Let’s start with what we all know. Linux is the top cloud operating system. Linux also powers over 78% of the most popular websites. Hackers aren’t stupid. They know that they can make more bucks from targeting clouds wholesale than going after Windows PCs retail. So, they’re increasingly targeting vulnerable Linux-based systems.

Cracking Clouds

Yes, it’s harder than going after Windows with its zero-day-of-the-month club on PCs, but the crooks can make real money if they can crack a cloud. Typically this is done not from some Mission Impossible cracking tools, but by taking advantage of weak authentication, vulnerabilities, and misconfigurations in container-based infrastructures to infiltrate the environment with remote access tools (RATs).

Once they have a foothold in your target cloud, they’ll usually try to run ransomware or deploy cryptomining components. Again, the name of the game is to make money.

Sophisticated Ransomware Tools

Alas, VMware has found that because we haven’t focused on detecting these threats our existing Linux malware detection and prevention tools aren’t up to the job.

Making our lives more interesting — for a given value of interest — ransomware targeting Linux-based systems is becoming more sophisticated. For example, ransomware targeting Linux has recently evolved to target host images and require dynamic analysis and host monitoring.

It also doesn’t help us that there are no fewer than nine major ransomware families targeting Linux systems. These include a Linux version of REvil; DarkSide; BlackMatter; and Defray777. Several of them are available as Ransomware as a Service for people without much of a technical clue but who want to make some quick cash.

Cryptojackers at Large

The cryptojackers’ cryptocurrency of choice is Monero cryptocurrency (XMR). Eighty-nine percent of Linux cryptominers used XMRig-related libraries. Cyber crooks primarily use two approaches here: Malware with wallet-stealing functionality, sometimes posing as crypto-based apps. Or the ever-popular monetizing stolen CPU cycles to successfully mine cryptocurrencies. There are currently seven significant ransomware families going after Linux. These include XMRig, Sysrv, and Mexalz.

Besides going after Linux, many of these specialize in going after common cloud configurations. For instance, TeamTNT threat actors target open Kubernetes pods and Docker deployments to deploy XMRig cryptominers. To evade detection, it hijacks the library loading mechanism to conceal specific directories in the /proc file system, thus hiding the cryptominer’s processes.

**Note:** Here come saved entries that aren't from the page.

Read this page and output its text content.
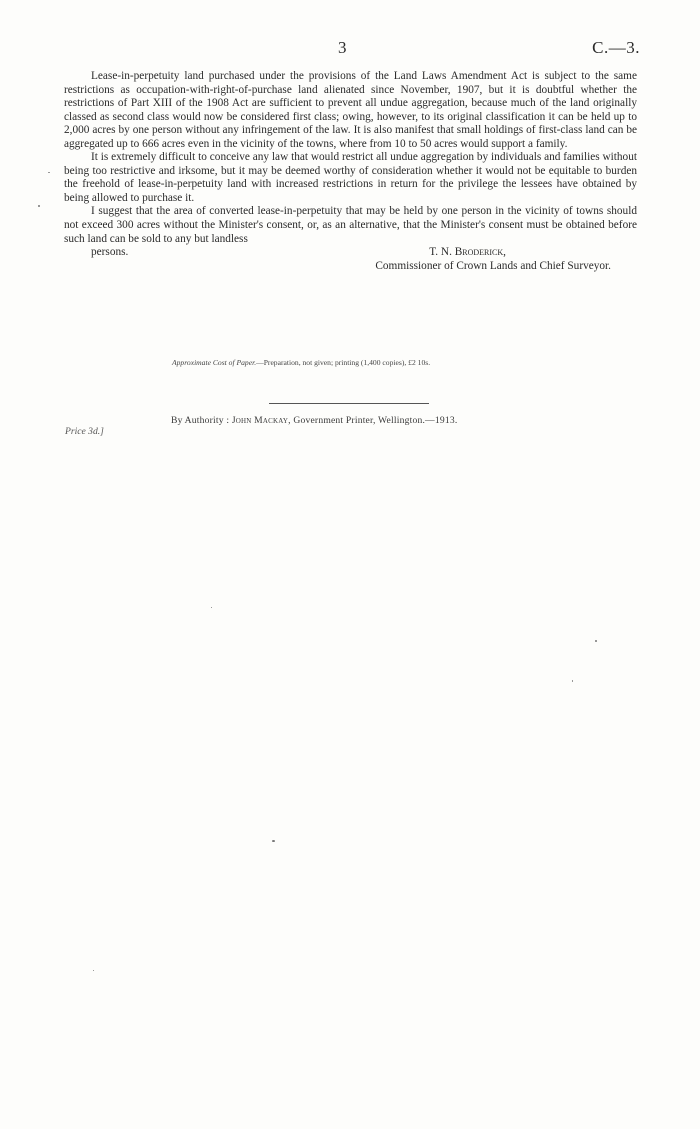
3	C.—3.

Lease-in-perpetuity land purchased under the provisions of the Land Laws Amendment Act is subject to the same restrictions as occupation-with-right-of-purchase land alienated since November, 1907, but it is doubtful whether the restrictions of Part XIII of the 1908 Act are sufficient to prevent all undue aggregation, because much of the land originally classed as second class would now be considered first class; owing, however, to its original classification it can be held up to 2,000 acres by one person without any infringement of the law. It is also manifest that small holdings of first-class land can be aggregated up to 666 acres even in the vicinity of the towns, where from 10 to 50 acres would support a family.

It is extremely difficult to conceive any law that would restrict all undue aggregation by individuals and families without being too restrictive and irksome, but it may be deemed worthy of consideration whether it would not be equitable to burden the freehold of lease-in-perpetuity land with increased restrictions in return for the privilege the lessees have obtained by being allowed to purchase it.

I suggest that the area of converted lease-in-perpetuity that may be held by one person in the vicinity of towns should not exceed 300 acres without the Minister's consent, or, as an alternative, that the Minister's consent must be obtained before such land can be sold to any but landless

persons.	T. N. Broderick,

Commissioner of Crown Lands and Chief Surveyor.

Approximate Cost of Paper.—Preparation, not given; printing (1,400 copies), £2 10s.
By Authority : John Mackay, Government Printer, Wellington.—1913.
Price 3d.]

To put malware in place RATs are growing ever more popular. VMware’s research team discovered more than 14,000 active Cobalt Strike team servers on the internet since the end of February 2020. This Red Team software was meant to help you secure your systems, but with 56% of Cobalt Strike servers appearing to be cracked or leaked Cobalt Strike instances, it’s safe to say most of these are being used by crooks looking for vulnerable Linux instances.

What You Can Do

So what can you do about all this? VMware TAU explains you need many bricks in your wall. VMware, of course, recommends its own Endpoint Detection and Response (EDR) solution and Network Detection and Response (NDR). These are good tools, but there are other programs that can help. And of course, simply practicing good Linux and container security is a must.

Whether you use VMware’s programs or not, however, they make one really good point. You must — must — take protecting and securing your Linux servers, whether they’re running on hardware, virtual machines (VMs), or containers seriously. If you don’t, you’ll end up in a world of trouble.